Friedman is a potentially significant challenge because it could define the ability of some Americans to own some semi-automatic firearms given the politically contrived but scary sounding title of “assault weapons.”
While the Supreme Court has been reluctant to hear gun-related cases since issuing two landmark rulings, District of Columbia v. Heller in 2008 and McDonald v. City of Chicago in 2010, legal analysts think that Friedman v. Highland Park could be that “next” significant gun-related court ruling.
But there could be another on the horizon, a California case that could make the docket in the coming years that many will already find familiar: Peruta v. San Diego County.
The California Rifle and Pistol Association Foundation brought suit on behalf of five individuals denied the right to carry a handgun by the San Diego County Sheriff’s Department.

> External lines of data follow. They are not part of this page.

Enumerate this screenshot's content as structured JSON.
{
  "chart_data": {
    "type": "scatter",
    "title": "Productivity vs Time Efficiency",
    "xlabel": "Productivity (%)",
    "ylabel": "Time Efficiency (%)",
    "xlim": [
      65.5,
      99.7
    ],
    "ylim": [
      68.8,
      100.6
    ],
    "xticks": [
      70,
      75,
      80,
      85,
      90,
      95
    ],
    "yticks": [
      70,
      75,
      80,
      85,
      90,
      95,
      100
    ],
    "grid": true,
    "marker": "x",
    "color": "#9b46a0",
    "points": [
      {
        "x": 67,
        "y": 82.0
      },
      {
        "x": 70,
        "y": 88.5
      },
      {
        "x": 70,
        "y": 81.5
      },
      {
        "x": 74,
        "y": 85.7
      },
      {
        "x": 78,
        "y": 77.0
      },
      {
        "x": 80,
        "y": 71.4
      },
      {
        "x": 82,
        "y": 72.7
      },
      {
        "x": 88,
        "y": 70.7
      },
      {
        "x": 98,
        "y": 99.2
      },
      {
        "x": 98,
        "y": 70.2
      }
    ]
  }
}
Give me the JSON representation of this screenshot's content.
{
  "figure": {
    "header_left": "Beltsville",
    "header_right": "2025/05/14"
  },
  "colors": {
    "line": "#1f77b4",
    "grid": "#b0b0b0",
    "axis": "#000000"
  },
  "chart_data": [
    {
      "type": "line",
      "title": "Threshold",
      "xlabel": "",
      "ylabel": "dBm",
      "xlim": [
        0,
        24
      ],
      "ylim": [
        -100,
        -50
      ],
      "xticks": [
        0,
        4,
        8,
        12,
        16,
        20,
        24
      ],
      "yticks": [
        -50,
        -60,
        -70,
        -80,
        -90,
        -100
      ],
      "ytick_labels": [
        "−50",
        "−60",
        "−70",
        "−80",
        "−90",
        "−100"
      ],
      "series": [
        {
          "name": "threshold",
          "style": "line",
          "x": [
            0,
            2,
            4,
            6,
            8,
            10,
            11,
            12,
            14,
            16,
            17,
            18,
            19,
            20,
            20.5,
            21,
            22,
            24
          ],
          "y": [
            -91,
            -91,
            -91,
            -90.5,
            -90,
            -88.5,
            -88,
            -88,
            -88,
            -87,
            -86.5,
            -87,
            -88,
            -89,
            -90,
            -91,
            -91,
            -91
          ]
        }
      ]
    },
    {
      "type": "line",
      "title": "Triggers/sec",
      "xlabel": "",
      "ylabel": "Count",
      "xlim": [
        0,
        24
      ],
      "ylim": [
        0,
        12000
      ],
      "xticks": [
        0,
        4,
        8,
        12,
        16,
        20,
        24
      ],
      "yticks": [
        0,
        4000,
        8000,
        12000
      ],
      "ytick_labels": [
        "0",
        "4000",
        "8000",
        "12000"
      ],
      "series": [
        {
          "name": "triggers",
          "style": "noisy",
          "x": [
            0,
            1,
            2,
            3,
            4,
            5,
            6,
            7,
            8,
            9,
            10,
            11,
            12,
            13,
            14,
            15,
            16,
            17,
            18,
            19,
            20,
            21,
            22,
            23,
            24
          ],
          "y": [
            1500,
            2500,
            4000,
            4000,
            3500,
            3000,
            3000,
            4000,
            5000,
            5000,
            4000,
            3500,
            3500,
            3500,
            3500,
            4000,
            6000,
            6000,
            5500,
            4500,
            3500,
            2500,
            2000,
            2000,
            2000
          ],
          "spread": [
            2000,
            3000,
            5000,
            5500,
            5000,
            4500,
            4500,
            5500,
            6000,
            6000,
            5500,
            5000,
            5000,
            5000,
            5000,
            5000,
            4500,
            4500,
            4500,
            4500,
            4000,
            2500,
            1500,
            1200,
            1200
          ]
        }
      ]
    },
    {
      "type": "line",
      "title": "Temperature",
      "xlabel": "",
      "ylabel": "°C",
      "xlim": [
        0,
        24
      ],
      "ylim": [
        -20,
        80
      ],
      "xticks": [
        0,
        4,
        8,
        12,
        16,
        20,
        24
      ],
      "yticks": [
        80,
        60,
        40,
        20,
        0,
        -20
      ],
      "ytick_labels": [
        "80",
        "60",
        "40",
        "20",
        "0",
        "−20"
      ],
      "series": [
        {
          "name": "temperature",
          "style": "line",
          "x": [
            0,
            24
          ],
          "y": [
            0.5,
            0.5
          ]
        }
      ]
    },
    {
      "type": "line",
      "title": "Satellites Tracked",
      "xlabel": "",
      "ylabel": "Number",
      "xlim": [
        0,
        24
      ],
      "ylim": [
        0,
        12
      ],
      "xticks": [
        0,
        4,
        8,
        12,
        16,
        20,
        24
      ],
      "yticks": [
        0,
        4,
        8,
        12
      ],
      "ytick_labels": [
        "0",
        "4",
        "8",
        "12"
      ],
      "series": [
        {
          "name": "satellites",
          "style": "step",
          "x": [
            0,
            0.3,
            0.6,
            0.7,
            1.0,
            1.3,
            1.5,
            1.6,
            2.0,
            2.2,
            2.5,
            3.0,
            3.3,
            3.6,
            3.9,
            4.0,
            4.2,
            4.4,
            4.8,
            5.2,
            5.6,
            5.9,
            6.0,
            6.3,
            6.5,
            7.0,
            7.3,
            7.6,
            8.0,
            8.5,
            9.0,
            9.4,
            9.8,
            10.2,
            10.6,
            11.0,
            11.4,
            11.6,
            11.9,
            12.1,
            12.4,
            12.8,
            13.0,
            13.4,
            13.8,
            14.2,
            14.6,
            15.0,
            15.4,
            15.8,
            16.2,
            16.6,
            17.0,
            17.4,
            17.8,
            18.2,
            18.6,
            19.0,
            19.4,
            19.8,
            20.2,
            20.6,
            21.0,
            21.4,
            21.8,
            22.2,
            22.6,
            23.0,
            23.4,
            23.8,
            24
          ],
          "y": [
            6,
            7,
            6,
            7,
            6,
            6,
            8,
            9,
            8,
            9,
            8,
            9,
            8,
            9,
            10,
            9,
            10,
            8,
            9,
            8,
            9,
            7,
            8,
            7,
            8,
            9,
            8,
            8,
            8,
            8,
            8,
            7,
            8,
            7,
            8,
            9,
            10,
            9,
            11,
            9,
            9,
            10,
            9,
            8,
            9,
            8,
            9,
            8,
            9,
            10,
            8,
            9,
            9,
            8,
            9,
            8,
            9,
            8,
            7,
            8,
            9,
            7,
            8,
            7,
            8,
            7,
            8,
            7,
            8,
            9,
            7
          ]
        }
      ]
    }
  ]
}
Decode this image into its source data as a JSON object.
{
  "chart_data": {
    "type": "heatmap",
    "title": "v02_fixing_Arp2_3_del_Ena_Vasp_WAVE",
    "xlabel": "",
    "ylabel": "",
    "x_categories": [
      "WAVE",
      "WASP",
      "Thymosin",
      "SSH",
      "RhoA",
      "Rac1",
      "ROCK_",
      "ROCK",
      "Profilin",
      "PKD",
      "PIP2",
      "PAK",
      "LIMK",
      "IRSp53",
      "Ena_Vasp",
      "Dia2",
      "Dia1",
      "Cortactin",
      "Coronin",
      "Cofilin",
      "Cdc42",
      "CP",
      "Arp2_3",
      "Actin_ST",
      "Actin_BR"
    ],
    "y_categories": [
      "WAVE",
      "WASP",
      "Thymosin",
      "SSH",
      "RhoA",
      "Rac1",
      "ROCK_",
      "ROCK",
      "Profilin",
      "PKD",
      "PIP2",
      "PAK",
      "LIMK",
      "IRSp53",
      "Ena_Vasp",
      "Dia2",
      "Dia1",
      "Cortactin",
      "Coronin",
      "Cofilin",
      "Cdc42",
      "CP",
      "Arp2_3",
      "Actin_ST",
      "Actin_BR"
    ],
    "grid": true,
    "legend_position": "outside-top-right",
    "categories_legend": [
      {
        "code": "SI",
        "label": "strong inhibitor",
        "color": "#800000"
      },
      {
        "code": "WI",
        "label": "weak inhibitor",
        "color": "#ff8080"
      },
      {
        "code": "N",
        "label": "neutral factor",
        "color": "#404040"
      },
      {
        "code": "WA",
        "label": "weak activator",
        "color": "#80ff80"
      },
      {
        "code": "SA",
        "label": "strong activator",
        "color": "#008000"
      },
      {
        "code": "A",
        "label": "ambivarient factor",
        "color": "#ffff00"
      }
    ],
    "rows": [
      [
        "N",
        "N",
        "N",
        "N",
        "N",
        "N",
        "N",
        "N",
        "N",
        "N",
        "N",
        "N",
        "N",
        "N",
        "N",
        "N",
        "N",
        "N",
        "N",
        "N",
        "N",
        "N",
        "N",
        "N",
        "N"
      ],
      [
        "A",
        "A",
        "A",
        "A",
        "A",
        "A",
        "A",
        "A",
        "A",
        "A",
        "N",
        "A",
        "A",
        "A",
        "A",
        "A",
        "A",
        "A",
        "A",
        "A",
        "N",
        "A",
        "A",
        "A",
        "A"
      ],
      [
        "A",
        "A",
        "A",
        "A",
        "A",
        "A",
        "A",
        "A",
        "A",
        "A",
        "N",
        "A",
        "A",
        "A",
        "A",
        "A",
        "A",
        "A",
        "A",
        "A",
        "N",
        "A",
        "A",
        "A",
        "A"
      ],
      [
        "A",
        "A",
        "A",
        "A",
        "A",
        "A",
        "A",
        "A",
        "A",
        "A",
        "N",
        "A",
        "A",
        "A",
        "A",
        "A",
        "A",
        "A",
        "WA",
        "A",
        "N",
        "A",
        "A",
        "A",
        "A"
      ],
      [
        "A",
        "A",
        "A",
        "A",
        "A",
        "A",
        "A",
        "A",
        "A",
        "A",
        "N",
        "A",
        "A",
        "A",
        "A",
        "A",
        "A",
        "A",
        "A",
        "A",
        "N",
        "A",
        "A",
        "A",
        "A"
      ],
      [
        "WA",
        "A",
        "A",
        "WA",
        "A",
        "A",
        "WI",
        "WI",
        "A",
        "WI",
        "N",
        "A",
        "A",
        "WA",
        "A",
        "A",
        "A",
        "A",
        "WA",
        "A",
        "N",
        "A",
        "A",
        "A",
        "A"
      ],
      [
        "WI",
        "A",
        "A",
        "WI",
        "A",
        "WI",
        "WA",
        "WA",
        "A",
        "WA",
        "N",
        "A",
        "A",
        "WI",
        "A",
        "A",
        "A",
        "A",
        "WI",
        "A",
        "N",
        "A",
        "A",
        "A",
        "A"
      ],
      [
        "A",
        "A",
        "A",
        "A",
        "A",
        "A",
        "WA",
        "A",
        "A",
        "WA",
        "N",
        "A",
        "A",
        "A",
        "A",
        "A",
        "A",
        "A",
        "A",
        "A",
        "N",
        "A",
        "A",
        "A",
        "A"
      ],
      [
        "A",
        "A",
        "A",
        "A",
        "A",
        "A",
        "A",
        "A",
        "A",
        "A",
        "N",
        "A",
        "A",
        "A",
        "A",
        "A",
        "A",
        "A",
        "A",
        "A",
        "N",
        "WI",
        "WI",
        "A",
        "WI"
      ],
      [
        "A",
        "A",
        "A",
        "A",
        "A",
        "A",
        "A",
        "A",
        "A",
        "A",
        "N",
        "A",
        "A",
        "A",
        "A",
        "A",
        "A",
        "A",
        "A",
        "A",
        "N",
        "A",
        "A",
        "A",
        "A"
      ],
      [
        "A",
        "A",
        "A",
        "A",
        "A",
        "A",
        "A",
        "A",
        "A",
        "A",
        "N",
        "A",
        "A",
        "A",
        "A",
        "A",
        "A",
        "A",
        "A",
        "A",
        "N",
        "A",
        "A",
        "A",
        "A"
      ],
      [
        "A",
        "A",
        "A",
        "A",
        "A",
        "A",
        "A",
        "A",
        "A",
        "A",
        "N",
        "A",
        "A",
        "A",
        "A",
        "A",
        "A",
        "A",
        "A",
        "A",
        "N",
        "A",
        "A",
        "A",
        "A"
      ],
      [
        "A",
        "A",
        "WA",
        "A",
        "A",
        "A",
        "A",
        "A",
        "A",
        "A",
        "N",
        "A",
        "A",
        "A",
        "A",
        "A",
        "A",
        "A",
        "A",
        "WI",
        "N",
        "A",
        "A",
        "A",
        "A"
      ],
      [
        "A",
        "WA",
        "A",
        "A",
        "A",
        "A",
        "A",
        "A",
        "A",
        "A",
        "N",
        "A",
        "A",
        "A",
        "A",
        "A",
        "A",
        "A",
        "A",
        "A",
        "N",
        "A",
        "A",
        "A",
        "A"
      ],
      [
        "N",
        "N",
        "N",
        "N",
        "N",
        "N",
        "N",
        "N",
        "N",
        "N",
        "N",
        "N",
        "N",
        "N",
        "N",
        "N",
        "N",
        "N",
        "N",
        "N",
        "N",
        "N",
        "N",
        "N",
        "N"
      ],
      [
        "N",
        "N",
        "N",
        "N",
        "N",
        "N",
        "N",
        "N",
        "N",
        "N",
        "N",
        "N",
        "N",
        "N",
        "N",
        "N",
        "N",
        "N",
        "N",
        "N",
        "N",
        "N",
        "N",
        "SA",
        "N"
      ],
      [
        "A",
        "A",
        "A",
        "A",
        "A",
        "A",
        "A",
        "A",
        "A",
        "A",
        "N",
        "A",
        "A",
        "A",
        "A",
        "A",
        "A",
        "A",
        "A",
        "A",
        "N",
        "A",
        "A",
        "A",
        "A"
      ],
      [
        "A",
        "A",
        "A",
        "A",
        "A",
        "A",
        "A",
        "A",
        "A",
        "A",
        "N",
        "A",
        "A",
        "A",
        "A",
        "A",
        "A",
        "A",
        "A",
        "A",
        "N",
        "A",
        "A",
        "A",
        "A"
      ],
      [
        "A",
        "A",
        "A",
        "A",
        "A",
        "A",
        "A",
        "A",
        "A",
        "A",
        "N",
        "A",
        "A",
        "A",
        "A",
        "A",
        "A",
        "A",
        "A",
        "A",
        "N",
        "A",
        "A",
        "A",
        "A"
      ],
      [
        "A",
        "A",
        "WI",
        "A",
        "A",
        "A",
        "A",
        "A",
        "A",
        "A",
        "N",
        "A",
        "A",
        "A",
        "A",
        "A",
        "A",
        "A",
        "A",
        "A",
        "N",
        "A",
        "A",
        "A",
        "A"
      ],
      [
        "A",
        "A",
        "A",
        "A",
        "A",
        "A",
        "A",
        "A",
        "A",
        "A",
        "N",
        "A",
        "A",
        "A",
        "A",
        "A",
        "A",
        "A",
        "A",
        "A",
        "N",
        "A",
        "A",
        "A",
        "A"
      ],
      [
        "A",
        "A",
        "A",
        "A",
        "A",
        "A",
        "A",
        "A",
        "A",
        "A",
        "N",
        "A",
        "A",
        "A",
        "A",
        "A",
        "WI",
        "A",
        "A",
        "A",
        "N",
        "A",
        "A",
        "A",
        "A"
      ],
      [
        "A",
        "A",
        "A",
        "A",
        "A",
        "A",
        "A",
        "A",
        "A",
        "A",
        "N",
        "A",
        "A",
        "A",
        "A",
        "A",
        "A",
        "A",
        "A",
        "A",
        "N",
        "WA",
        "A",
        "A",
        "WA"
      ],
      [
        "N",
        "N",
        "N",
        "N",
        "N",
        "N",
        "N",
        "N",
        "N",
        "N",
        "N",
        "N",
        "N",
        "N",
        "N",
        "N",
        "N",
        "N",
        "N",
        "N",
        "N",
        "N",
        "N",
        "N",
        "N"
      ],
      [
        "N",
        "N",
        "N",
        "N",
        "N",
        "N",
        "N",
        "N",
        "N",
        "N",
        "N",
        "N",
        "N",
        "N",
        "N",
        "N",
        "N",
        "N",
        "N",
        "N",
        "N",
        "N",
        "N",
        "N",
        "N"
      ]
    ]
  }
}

In February 2015, a three-judge panel in the U.S. 9th Circuit Court of Appeals ruled the government can’t require residents who want a concealed-carry permit to first “prove” they really need their rights by showing official documentation, such as restraining orders or letters from law-enforcement agencies.
After that ruling, the 9th Circuit opted to rehear the case before its full 11-member panel. That hearing occurred in October. A decision could come at any time.
“Whatever they decide,” writes Frank Miniter on Forbes.com, ”this case is a very ripe candidate for an appeal to the U.S. Supreme Court.”